To begin with, there’s Arabella’s ‘stealthing’ experience with Zain, a writing partner assigned to Arabella by her literary agent, with whom she forms a sexual relationship. It isn’t until Arabella learns through a podcast that non-consensual or covert condom removal during intercourse, thereby exposing the partner to a risk of unwanted pregnancy or STD, amounts to rape. Funnily, Zain also tries to gaslight her by saying, “Oh, I thought you knew”, which is why she doesn’t mind (the first time it happens) and even lets him buy the morning-after pill. When Arabella figures out that she was a victim of stealthing, she exposes him at a literary event and ends his Cambridge-graduate writing career.
Next is Terry, Arabella’s friend, who has a consensual threesome with two guys she meets at a bar. Terry’s choice to participate in threesome with two strangers symbolized thrill, excitement and sexual liberation. It meant that she would be in control, but she feels manipulated when she finds out the two men know each other. One may not term this as assault because there is a certain level of consent involved, but it is consent by deception, and also takes away the person’s choice.
And then there is Kwame, a fitness instructor who spends most of his time hooking up with men he meets on Grindr. Unfortunately, one of those consensual hook ups suddenly turns forced, and Kwame is left confused, hurt and exploited. We see how hard it is for a gay man to confide in his female friends, let alone muster the courage go and report the incident to the police. Over twelve episodes, Coel presents events and emotions we seldom see on screen.
The final episode is a lot to process because Coel generously writes three different versions of what would happen when Arabella confronts her rapist. Her narrative is sardonic as it is unsettling. Does Arabella physically beat her assaulter on an open street or does she bring him back to her apartment and hide him under her bed? Does she begin to empathize with him and counsel him as he gets arrested, or does she willingly have sex with him again? Or does she simply stay home with her roommate and read a book?
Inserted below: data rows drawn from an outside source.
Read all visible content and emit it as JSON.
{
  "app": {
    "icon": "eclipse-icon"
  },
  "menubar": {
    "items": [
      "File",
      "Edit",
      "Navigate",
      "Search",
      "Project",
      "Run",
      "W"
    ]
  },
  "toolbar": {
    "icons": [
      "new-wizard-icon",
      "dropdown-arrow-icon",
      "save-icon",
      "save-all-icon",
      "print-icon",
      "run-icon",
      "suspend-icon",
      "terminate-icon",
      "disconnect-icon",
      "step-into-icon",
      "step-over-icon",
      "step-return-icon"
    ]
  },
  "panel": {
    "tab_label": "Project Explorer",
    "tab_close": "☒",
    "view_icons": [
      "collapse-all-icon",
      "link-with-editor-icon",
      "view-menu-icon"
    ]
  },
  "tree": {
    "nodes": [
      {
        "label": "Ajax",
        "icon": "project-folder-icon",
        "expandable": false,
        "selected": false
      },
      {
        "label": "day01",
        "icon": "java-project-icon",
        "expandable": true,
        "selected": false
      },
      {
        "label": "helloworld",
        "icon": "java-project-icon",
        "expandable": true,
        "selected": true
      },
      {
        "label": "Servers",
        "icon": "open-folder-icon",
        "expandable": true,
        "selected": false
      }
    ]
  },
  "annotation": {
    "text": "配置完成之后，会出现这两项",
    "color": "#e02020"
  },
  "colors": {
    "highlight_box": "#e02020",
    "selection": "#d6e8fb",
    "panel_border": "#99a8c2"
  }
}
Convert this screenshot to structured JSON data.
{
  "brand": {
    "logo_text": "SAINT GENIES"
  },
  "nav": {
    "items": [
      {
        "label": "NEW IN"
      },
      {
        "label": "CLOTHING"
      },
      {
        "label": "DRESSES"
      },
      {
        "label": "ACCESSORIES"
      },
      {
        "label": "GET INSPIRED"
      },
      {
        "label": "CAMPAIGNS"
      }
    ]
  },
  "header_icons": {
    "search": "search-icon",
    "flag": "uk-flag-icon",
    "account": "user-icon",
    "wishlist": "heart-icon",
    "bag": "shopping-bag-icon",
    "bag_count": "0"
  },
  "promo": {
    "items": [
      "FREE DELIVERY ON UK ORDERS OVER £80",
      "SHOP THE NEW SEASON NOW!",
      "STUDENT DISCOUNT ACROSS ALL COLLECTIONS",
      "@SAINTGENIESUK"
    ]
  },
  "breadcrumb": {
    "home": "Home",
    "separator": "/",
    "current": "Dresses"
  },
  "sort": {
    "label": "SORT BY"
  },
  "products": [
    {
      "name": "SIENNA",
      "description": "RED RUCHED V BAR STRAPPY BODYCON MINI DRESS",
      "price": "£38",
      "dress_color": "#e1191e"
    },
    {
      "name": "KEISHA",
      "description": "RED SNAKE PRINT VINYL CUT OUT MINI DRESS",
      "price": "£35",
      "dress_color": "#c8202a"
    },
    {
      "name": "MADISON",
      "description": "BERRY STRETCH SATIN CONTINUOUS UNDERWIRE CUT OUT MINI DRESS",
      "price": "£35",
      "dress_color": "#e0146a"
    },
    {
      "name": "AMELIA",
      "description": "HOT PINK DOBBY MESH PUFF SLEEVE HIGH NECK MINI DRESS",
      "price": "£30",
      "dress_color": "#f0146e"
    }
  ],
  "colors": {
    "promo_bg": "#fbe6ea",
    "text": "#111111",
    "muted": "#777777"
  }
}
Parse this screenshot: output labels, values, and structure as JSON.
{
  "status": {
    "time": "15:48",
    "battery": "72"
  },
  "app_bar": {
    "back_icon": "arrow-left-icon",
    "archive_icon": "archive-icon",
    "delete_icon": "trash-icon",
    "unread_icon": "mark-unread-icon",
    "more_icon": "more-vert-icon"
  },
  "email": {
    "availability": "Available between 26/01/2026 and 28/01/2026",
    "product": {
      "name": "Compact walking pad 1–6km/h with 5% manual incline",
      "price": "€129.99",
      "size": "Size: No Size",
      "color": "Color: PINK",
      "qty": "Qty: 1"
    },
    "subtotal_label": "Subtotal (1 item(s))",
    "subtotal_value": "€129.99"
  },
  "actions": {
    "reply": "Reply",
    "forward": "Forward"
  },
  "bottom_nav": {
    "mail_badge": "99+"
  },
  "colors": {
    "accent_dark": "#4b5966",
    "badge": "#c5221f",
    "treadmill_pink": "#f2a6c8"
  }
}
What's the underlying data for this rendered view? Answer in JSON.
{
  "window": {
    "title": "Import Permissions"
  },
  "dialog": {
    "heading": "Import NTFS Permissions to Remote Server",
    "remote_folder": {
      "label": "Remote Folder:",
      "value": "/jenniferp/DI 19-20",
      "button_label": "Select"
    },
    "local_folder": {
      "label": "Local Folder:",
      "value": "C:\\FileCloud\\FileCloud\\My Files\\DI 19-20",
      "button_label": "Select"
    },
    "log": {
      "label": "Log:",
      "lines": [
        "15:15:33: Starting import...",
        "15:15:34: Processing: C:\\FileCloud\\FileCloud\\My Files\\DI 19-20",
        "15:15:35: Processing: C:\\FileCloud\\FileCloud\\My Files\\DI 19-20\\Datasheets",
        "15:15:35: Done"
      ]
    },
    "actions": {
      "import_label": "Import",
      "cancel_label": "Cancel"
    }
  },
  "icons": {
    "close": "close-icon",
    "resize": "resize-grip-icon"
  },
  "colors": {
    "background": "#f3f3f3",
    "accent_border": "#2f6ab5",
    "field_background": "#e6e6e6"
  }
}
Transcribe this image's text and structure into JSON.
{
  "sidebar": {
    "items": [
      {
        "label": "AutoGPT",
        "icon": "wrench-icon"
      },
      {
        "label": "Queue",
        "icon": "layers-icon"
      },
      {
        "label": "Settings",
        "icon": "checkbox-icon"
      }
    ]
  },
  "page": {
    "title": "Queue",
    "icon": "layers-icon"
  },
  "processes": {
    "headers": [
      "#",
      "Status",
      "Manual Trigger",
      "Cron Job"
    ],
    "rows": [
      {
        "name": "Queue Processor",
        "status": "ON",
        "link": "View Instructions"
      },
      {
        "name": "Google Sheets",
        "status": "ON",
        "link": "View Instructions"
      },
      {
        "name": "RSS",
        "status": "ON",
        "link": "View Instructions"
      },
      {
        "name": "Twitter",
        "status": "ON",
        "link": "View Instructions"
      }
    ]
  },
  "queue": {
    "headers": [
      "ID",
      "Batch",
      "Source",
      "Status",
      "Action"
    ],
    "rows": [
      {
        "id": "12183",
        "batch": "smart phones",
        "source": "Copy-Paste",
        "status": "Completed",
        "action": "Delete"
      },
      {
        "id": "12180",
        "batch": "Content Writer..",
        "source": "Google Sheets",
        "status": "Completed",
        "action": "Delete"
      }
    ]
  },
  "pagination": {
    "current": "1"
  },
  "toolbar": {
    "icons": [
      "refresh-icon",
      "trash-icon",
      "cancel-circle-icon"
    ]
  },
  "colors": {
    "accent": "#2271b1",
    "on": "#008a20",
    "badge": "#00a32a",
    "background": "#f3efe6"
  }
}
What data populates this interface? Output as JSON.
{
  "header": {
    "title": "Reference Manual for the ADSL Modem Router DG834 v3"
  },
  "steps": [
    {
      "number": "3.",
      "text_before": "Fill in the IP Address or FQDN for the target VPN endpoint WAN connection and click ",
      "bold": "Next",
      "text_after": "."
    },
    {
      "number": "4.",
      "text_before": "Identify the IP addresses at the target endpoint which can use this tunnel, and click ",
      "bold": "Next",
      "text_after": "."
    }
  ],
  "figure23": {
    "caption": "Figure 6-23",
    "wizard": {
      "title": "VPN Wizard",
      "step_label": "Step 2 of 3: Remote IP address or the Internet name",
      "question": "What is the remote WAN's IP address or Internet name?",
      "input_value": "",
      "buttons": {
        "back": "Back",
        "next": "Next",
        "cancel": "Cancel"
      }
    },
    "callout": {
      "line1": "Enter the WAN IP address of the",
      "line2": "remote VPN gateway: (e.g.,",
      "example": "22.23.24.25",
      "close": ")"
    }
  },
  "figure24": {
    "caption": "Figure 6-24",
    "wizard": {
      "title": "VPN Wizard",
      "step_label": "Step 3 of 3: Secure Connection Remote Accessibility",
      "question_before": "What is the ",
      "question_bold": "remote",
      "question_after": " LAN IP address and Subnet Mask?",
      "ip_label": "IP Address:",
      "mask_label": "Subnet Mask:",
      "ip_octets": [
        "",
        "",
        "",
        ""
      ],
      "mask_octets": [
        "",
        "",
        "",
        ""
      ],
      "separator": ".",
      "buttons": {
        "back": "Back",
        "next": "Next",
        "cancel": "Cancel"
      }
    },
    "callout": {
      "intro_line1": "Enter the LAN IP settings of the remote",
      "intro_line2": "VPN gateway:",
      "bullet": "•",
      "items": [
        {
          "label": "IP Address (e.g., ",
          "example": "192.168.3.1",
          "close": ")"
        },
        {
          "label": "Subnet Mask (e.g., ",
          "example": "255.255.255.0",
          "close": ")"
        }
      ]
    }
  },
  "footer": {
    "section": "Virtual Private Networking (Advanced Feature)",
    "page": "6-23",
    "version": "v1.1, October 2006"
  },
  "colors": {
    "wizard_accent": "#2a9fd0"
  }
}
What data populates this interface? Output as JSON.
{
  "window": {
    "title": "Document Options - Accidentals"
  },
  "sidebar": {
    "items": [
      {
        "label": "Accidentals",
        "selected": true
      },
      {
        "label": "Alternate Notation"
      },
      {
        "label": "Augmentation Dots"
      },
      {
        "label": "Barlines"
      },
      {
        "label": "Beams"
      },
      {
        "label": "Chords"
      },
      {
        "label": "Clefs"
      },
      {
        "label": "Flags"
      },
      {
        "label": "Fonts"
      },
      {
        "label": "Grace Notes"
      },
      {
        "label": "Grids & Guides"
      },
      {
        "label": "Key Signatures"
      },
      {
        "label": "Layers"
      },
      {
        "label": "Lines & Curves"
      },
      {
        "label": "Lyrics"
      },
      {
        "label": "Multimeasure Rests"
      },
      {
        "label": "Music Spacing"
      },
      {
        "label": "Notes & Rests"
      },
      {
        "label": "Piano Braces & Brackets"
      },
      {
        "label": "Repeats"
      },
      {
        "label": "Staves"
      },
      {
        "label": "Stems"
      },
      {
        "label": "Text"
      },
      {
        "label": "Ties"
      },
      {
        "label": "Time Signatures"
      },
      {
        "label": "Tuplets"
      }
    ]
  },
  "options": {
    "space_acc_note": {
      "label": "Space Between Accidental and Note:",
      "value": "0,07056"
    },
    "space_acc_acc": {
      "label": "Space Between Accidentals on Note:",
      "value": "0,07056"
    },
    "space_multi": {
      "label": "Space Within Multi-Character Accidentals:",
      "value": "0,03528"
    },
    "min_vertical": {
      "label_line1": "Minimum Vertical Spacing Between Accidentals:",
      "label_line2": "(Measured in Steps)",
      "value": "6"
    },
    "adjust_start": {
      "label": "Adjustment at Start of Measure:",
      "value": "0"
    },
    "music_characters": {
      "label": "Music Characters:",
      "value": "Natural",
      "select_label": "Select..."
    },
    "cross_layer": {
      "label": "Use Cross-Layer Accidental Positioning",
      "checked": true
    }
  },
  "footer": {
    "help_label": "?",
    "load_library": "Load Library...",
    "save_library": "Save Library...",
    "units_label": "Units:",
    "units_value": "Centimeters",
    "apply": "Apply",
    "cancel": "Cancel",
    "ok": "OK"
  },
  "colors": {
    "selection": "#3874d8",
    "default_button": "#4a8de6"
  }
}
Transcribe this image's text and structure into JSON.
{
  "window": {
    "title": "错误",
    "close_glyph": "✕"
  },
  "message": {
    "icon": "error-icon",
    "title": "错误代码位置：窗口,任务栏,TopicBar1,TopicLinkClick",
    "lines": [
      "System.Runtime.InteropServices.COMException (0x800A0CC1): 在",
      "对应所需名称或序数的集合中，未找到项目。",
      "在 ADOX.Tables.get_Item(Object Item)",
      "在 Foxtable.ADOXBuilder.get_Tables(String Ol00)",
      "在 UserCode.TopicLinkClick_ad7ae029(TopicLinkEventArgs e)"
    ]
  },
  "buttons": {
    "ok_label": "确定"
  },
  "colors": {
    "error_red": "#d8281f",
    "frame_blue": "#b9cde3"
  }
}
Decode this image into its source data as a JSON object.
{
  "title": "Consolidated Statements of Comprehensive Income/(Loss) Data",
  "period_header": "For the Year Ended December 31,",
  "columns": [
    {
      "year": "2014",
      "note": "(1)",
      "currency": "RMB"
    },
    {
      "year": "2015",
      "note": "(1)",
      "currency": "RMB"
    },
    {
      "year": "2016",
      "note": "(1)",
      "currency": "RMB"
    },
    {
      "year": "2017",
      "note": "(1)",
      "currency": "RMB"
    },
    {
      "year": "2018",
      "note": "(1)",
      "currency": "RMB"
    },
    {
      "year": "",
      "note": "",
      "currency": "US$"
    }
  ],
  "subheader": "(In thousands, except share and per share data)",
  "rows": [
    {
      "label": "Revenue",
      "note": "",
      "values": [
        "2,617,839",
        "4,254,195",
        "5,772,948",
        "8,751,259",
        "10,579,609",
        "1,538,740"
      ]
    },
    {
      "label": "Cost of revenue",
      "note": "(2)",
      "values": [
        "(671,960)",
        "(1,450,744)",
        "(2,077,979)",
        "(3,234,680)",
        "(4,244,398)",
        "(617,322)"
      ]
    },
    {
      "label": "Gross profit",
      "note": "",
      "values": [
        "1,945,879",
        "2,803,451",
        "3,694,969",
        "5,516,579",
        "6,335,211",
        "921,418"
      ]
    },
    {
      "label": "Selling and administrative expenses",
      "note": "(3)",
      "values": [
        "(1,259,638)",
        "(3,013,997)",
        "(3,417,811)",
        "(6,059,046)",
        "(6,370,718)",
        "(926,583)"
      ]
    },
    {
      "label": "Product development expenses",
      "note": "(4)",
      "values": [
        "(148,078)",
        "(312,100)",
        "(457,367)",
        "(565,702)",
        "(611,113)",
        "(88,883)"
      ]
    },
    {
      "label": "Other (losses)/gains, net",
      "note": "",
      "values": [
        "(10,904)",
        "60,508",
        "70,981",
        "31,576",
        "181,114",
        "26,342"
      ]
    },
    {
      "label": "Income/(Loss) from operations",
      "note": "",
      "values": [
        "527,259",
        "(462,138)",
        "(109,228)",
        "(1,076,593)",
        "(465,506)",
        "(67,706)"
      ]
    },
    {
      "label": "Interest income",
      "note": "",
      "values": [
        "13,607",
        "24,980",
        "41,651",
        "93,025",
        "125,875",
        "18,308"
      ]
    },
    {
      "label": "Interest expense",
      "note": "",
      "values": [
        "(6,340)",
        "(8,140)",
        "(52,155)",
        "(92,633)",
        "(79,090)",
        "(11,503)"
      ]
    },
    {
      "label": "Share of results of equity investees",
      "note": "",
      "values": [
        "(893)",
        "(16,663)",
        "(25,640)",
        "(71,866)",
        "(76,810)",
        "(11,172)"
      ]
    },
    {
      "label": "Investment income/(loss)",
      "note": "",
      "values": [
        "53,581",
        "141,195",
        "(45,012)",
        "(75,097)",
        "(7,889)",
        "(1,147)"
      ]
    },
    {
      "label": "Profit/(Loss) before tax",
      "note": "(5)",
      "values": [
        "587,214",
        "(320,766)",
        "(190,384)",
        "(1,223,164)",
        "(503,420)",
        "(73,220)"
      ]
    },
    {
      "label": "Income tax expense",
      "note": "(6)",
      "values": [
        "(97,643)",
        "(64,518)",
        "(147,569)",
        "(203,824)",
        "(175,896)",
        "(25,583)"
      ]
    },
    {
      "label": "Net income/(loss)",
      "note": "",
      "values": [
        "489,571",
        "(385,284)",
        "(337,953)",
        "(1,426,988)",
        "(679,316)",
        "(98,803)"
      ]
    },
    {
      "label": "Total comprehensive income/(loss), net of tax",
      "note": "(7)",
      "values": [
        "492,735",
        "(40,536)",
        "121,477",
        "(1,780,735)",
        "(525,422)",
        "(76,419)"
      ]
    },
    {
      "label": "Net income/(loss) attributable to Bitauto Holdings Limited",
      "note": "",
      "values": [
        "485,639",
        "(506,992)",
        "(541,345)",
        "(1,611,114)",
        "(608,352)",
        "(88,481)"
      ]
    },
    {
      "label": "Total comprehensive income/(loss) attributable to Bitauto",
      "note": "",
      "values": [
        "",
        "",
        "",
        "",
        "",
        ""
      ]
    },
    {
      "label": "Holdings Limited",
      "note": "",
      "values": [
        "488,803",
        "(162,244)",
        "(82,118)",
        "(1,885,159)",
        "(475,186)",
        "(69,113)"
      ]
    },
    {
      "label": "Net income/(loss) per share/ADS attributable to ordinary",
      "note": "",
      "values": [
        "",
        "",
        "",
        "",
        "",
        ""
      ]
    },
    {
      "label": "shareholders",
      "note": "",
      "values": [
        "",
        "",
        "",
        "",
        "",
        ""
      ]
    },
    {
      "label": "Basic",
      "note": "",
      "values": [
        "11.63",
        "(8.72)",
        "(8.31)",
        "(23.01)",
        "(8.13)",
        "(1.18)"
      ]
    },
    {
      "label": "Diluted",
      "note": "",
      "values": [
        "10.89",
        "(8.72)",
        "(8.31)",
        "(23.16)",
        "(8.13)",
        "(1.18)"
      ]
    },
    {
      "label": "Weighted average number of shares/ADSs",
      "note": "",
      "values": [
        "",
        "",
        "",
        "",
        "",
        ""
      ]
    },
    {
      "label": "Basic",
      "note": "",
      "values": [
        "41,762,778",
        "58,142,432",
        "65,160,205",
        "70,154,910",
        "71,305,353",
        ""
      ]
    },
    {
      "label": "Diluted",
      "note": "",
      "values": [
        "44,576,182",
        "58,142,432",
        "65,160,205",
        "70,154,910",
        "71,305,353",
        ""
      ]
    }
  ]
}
It’s certainly a tricky one, the finale. It’s riveting too. There is nothing real, yet it’s there, looking right back at you. Coel’s storytelling shocks you; it is fresh and brilliantly imagined. It embraces you in real time; it sets you free. I May Destroy You is not a show just about sexual assault, or consent, or social media. It’s about friendship, trust, love, and traversing the blurry lines between right and wrong, and then coming back to ground zero to realize there may not be a single version of right or wrong.
I May Destroy You is currently streaming on Disney+Hotstar, India and is written, produced and co-directed by Micheala Coel.